The operating room was reserved for an entire day, but the surgery took 4½ hours, James said. He woke up, as usual, in darkness.

“And then the gentleman from the company said: ‘Are you ready to turn it on?’ ” James related. “And it literally almost felt like an explosion in the sense that all of the sudden my whole field of vision instantaneously became lights. It was almost like looking at a movie marquee.”

After his bionic eye was turned on, the first thing he saw, James said, was his wife standing and walking toward him.

Kimberly took up the story.

“It was amazing because when I married him I never thought he would ever see,” she said. “And when he actually pointed to me, literally my legs gave away, and I was hugging him, and I just fell right into his lap. And the tears started flowing.”
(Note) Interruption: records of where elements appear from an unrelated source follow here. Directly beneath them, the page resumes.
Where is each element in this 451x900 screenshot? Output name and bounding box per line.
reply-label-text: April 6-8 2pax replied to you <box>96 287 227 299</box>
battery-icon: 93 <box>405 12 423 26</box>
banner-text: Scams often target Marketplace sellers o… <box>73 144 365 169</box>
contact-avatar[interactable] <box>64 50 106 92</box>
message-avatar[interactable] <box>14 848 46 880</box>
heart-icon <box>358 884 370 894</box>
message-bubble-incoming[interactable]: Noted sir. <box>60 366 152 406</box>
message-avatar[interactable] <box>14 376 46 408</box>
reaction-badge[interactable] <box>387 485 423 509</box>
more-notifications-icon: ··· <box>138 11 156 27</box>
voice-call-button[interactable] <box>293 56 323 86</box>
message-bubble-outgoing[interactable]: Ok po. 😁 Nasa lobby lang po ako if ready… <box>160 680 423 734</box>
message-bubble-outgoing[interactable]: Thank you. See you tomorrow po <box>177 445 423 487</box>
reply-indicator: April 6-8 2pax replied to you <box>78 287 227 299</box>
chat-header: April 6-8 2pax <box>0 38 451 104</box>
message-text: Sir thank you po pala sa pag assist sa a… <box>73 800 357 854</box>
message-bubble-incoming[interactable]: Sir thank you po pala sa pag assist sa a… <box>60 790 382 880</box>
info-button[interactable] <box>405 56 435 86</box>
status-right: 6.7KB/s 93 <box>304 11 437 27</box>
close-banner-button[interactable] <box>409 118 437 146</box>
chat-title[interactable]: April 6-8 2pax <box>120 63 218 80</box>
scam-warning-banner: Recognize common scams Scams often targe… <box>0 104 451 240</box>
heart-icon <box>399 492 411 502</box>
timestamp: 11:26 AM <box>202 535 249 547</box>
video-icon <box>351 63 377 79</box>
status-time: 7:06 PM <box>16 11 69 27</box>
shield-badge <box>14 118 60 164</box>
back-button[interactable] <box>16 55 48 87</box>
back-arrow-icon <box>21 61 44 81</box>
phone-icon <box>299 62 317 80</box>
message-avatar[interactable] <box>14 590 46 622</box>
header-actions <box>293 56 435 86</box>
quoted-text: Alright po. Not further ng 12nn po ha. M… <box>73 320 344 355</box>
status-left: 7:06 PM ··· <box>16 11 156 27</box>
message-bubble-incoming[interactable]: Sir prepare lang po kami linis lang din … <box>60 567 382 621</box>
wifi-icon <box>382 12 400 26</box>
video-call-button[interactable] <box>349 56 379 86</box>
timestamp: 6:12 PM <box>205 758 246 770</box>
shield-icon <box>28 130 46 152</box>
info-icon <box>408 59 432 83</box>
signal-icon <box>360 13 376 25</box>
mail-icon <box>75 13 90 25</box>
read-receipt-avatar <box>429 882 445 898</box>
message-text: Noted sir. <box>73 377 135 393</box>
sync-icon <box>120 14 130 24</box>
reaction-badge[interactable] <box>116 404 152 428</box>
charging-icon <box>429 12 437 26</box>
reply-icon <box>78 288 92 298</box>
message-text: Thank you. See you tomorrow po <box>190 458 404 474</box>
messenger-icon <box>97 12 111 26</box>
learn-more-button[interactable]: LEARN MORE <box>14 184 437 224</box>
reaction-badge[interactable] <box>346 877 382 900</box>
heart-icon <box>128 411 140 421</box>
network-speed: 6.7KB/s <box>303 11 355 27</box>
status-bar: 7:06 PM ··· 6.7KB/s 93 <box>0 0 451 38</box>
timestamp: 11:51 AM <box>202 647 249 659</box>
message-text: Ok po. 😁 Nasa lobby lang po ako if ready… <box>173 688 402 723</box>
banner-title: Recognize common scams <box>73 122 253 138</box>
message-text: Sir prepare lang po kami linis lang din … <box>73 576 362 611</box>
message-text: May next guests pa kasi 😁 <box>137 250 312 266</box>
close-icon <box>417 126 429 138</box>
The Kelms continue to make trips to the Cities every other week for therapy as James learns to translate lights into objects and movement.

At one point, James tired and the therapist invited him to close his eyes.

“And I closed my eyes and said: Whoa!” he related. “Because my eyes aren’t involved. Whether my eyes are open or shut makes no difference.”

Now, while he’s giving his sermon on Sunday, he can tell if someone enters or leaves the room, James said.

The next step

Patients still are recognizing new things a year after they get the implant, Tsutsui said.

But it will never be like regular vision. Compared to the millions of rods and cones in the healthy retina that convert light rays into electrical impulses, the Argus II Retinal Prosthesis System has 60 electrodes, he said.

“It’s entirely artificial,” Tsutsui said. “It’s not color; it’s black and white. Your brain has to learn how to interpret the signals.”

But the brain has a remarkable ability to do that learning, Tsutsui said.

James Kelm said he’s happy to be part of the new technology, not only because of what it is doing for him but because it makes him a sort of guinea pig for expanding the technology in the future.

His experience shows that things can change unexpectedly for the better, James  said.

“I’m 53 years old and, last year with one phone call, my whole life changed,” he said. “So it’s never a good time to give up.”

Kimberly Kelm holds the hand of husband James Kelm as he talks about his blindness and the Argus II
Retinal Prosthesis System, which helps him perceive motion, lights and differences in contrast.